Its analysis of DWP figures suggests that a staggering 2.5million already pay income tax on their state pensions.

Typically, these are older pensioners, who retired before April 6, 2016 on the old basic state pension.

This pays a much lower headline income of £8,814 a year for those who get the full rate. That’s £2,688 below the maximum new state pension sum of £11,502.

This is a regular a source of grievance for older pensioners who feel short changed by our two-tier state pension system.

However, many on the basic state pension actually get more, because it is topped up by additional state pension, such as the state-earnings related pension scheme (Serps) and state second pension (S2P).

And they’re paying income tax on it today, thanks to the personal allowance freeze.

Former Pensions Minister Steve Webb, now working as a partner at consultancy LCP, said there is huge diversity in the type and size of state pension people receive.

While 3.2 million get the new state pension, which is simpler, 8.4 million older pensioners get the basic state pension, which is far more complex.

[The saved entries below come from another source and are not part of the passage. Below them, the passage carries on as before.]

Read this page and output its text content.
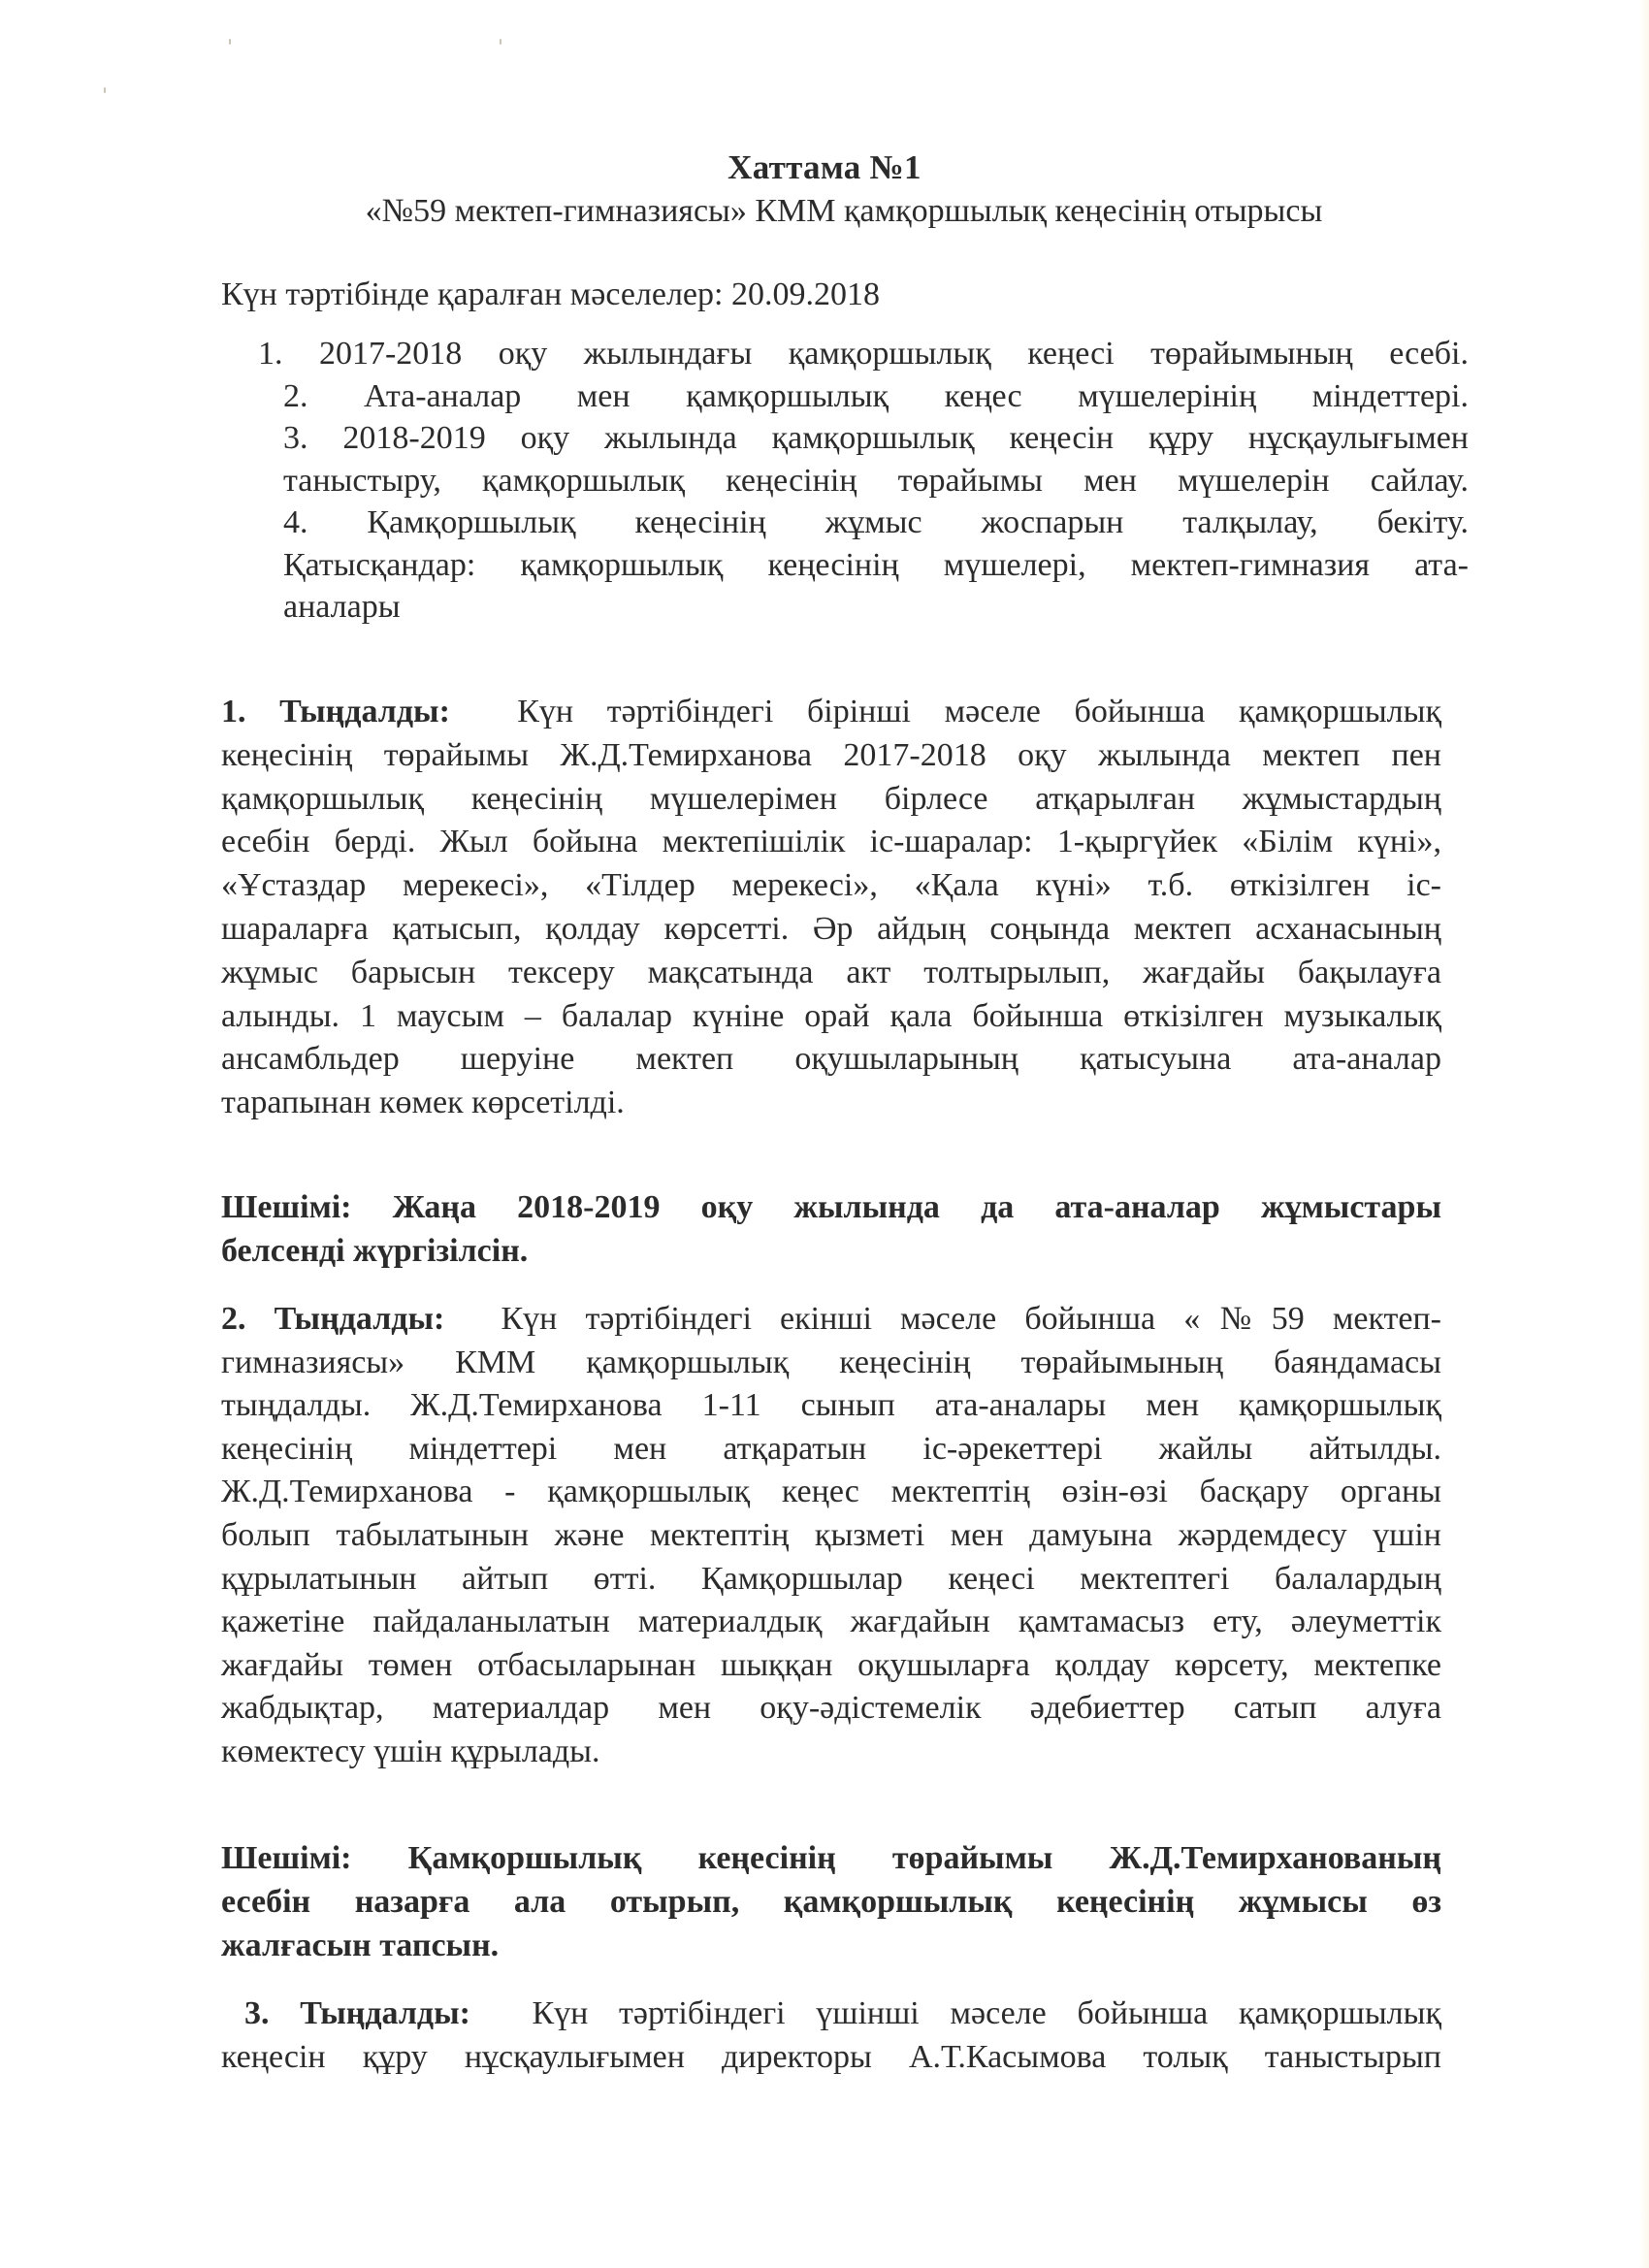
Хаттама №1
«№59 мектеп-гимназиясы» КММ қамқоршылық кеңесінің отырысы
Күн тәртібінде қаралған мәселелер: 20.09.2018
1. 2017-2018 оқу жылындағы қамқоршылық кеңесі төрайымының есебі.
2. Ата-аналар мен қамқоршылық кеңес мүшелерінің міндеттері.
3. 2018-2019 оқу жылында қамқоршылық кеңесін құру нұсқаулығымен
таныстыру, қамқоршылық кеңесінің төрайымы мен мүшелерін сайлау.
4. Қамқоршылық кеңесінің жұмыс жоспарын талқылау, бекіту.
Қатысқандар: қамқоршылық кеңесінің мүшелері, мектеп-гимназия ата-
аналары
1. Тыңдалды: Күн тәртібіндегі бірінші мәселе бойынша қамқоршылық
кеңесінің төрайымы Ж.Д.Темирханова 2017-2018 оқу жылында мектеп пен
қамқоршылық кеңесінің мүшелерімен бірлесе атқарылған жұмыстардың
есебін берді. Жыл бойына мектепішілік іс-шаралар: 1-қыргүйек «Білім күні»,
«Ұстаздар мерекесі», «Тілдер мерекесі», «Қала күні» т.б. өткізілген іс-
шараларға қатысып, қолдау көрсетті. Әр айдың соңында мектеп асханасының
жұмыс барысын тексеру мақсатында акт толтырылып, жағдайы бақылауға
алынды. 1 маусым – балалар күніне орай қала бойынша өткізілген музыкалық
ансамбльдер шеруіне мектеп оқушыларының қатысуына ата-аналар
тарапынан көмек көрсетілді.
Шешімі: Жаңа 2018-2019 оқу жылында да ата-аналар жұмыстары
белсенді жүргізілсін.
2. Тыңдалды: Күн тәртібіндегі екінші мәселе бойынша «№59 мектеп-
гимназиясы» КММ қамқоршылық кеңесінің төрайымының баяндамасы
тыңдалды. Ж.Д.Темирханова 1-11 сынып ата-аналары мен қамқоршылық
кеңесінің міндеттері мен атқаратын іс-әрекеттері жайлы айтылды.
Ж.Д.Темирханова - қамқоршылық кеңес мектептің өзін-өзі басқару органы
болып табылатынын және мектептің қызметі мен дамуына жәрдемдесу үшін
құрылатынын айтып өтті. Қамқоршылар кеңесі мектептегі балалардың
қажетіне пайдаланылатын материалдық жағдайын қамтамасыз ету, әлеуметтік
жағдайы төмен отбасыларынан шыққан оқушыларға қолдау көрсету, мектепке
жабдықтар, материалдар мен оқу-әдістемелік әдебиеттер сатып алуға
көмектесу үшін құрылады.
Шешімі: Қамқоршылық кеңесінің төрайымы Ж.Д.Темирханованың
есебін назарға ала отырып, қамқоршылық кеңесінің жұмысы өз
жалғасын тапсын.
3. Тыңдалды: Күн тәртібіндегі үшінші мәселе бойынша қамқоршылық
кеңесін құру нұсқаулығымен директоры А.Т.Касымова толық таныстырып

Additional state pension can increase its value by up to £200 a week, Webb said. “Some of the largest state pensions are paid to those who come under the old system and have large Serps entitlement.”

Around 2.1 million on the basic pension pay income tax on it as a result.

Some on the new state pension also receive more because they built up transitional protection of accrued rights prior to 2016. Around 350,000 are paying income tax on their state pension, too.

Webb said Sunak’s triple-lock-plus pledge will reduce their income tax bills but more than one in five will pay anyway. But they’ll pay a lot more income tax if Labour wins.